|
Retirement News : Seniors : Businesswomen open support care for seniors
Businesswomen open support care for seniors
Date Added: 30-03-2005
Neera McNeil was set for life. She had an MBA from York University's Schulich School of Business and a career position at Procter & Gamble, one of the world's largest corporations. But for this committed businesswoman, selling household products for someone else just wasn't fulfilling.
"Selling soap and detergent is one thing, but I felt I wanted to do more in my community. And, I wanted to prove myself as a businessperson," says McNeil, now co-owner of the first Canadian franchise of Comfort Keepers, a private provider of non-medical home and hospital support care for seniors and others needing assistance and/or companionship. McNeil, 34, studied the home support and long-term care market intently and found that present government funding of non-profit home-care agencies limited such support to only a few hours a day.
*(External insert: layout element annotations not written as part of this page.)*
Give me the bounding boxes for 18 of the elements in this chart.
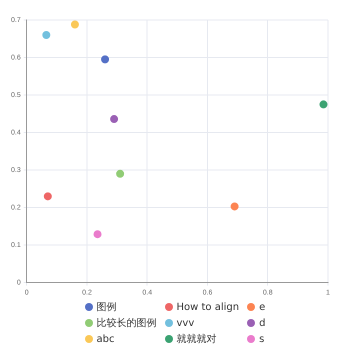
point [110,115,118,124]
point [44,192,52,200]
point [116,170,124,178]
point [70,20,79,28]
legend-label: d [259,318,266,328]
legend-label: 图例 [96,301,117,314]
point [319,100,328,108]
legend-label: abc [96,334,114,344]
legend-label: vvv [176,318,194,328]
legend-label: 比较长的图例 [96,316,157,330]
legend-label: e [259,302,266,312]
legend-label: s [259,334,264,344]
legend-label: 就就就对 [176,332,217,346]
point [42,31,50,40]
legend-label: How to align [176,302,240,312]
point [94,230,102,238]
point [230,202,239,210]
point [101,55,110,64]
With a staff of up to 30 certified personal support workers and homemakers, McNeil says her company's Richmond Hill office, which opened last September and services the Greater Toronto Area, offers support care 24 hours a day, seven days a week.
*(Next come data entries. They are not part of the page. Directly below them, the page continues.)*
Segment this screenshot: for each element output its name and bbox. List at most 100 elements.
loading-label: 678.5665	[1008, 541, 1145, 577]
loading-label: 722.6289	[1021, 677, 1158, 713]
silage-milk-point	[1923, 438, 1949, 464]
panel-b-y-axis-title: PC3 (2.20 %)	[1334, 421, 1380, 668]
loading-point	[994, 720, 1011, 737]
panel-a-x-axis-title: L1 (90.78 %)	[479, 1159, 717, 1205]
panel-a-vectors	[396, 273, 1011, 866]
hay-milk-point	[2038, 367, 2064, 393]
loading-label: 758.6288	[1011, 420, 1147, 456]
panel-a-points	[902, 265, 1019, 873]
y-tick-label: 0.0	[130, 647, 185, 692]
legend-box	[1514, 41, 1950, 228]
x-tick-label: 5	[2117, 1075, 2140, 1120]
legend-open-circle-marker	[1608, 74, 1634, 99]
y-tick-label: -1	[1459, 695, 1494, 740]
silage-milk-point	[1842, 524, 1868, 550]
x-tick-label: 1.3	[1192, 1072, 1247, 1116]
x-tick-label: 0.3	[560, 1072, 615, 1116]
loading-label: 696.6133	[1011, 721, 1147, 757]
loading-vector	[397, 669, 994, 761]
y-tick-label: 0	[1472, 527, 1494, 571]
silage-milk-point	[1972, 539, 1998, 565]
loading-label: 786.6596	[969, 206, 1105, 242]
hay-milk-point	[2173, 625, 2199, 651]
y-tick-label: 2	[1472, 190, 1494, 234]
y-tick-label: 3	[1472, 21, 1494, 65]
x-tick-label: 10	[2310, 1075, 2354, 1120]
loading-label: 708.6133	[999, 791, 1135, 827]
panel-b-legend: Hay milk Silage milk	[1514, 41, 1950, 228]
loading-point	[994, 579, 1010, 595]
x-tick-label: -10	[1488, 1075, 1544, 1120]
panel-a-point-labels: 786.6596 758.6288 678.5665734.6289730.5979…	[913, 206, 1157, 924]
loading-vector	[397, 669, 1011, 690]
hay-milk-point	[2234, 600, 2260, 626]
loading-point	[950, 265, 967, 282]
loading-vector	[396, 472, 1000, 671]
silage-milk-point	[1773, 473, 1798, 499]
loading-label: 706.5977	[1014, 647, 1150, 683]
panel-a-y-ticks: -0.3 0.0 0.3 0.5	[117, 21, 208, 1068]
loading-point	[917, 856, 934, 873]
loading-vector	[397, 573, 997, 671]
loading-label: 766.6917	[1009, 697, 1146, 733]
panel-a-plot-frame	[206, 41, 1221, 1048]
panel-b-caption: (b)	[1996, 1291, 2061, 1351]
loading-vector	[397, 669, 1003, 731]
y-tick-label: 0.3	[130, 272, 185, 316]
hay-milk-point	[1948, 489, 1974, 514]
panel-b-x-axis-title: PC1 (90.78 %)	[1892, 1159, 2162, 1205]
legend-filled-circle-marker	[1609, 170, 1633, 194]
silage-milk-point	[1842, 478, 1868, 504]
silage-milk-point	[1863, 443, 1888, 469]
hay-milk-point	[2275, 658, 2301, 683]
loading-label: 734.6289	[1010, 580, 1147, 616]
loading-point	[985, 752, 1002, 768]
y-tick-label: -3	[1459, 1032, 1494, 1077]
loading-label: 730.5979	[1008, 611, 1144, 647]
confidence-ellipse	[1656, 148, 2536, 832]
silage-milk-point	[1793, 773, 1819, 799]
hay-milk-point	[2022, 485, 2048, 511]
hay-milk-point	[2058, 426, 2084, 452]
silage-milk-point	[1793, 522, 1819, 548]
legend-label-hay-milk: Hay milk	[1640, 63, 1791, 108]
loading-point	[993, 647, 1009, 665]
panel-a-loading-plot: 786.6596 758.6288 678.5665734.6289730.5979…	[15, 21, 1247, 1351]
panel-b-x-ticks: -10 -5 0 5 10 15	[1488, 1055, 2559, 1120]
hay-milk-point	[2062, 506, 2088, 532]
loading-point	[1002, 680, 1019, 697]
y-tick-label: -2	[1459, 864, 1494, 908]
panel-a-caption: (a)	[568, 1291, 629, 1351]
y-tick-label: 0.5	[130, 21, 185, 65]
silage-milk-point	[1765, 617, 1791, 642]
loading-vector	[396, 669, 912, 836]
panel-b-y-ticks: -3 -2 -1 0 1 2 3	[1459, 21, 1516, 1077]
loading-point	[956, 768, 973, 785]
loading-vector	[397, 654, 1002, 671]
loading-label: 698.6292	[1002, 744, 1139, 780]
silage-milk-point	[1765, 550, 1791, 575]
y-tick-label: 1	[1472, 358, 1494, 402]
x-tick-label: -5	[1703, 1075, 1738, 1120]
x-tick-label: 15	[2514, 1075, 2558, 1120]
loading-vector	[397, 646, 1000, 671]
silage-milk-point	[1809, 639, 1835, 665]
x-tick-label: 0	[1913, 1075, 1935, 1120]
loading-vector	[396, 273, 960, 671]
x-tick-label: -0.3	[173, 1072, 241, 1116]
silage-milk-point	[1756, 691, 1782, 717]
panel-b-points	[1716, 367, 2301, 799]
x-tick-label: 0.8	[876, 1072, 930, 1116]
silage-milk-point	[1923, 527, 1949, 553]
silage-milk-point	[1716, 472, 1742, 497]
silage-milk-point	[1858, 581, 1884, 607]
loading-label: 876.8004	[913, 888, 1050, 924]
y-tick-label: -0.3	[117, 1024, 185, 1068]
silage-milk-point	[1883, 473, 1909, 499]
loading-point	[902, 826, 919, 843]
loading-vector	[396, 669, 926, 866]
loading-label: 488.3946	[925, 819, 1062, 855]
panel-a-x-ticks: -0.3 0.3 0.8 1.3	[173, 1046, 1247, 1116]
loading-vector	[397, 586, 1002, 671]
And, while Comfort Keepers, a U.S.-based company, is not the first for-profit support care company in Toronto, McNeil is confident the home support care market for seniors is growing. She points to a 2004 Statistics Canada study of the "sandwich generation," couples in their middle ages trying to cope with raising their children and having elderly parents who are no longer able to take care of themselves, which shows a slightly higher percentage of them are concerned with providing senior care than child care.
"It is these people who need help, and, yes, I feel we are providing a valuable service," says McNeil.
An estimated 600,000 people in Toronto are unpaid caregivers to seniors. For some, though, providing care is not possible. McNeil cites the case of an 80-year-old North York client whose wife recently died and whose two children both work full-time and live more than 20 kilometres away. Comfort Keepers staff do light housekeeping and grocery shopping for the man, and aid him on his walks seven days a week, six hours each day. McNeil stresses that "the most important aspect, though, is the companionship our staff offer seniors who want to continue independent living, rather than move to a long-term care facility,"
However, McNeil is quick to argue her company is not set up as an alternative to non-profit home care agencies. "We're not out to compete with publicly available services. We see ourselves, instead, as a complement to what socialized medicine is in Canada."
McNeil and her Canadian franchise co-owner, Laurie Saunders of Toronto, have two Comfort Keepers operations in British Columbia, one in Calgary and in December opened another office in North Bay (servicing Orillia as well).
And with Ontario's seniors population expected to double by 2028, McNeil and Saunders plan on continuing to grow the Comfort Keepers franchise operation across Canada.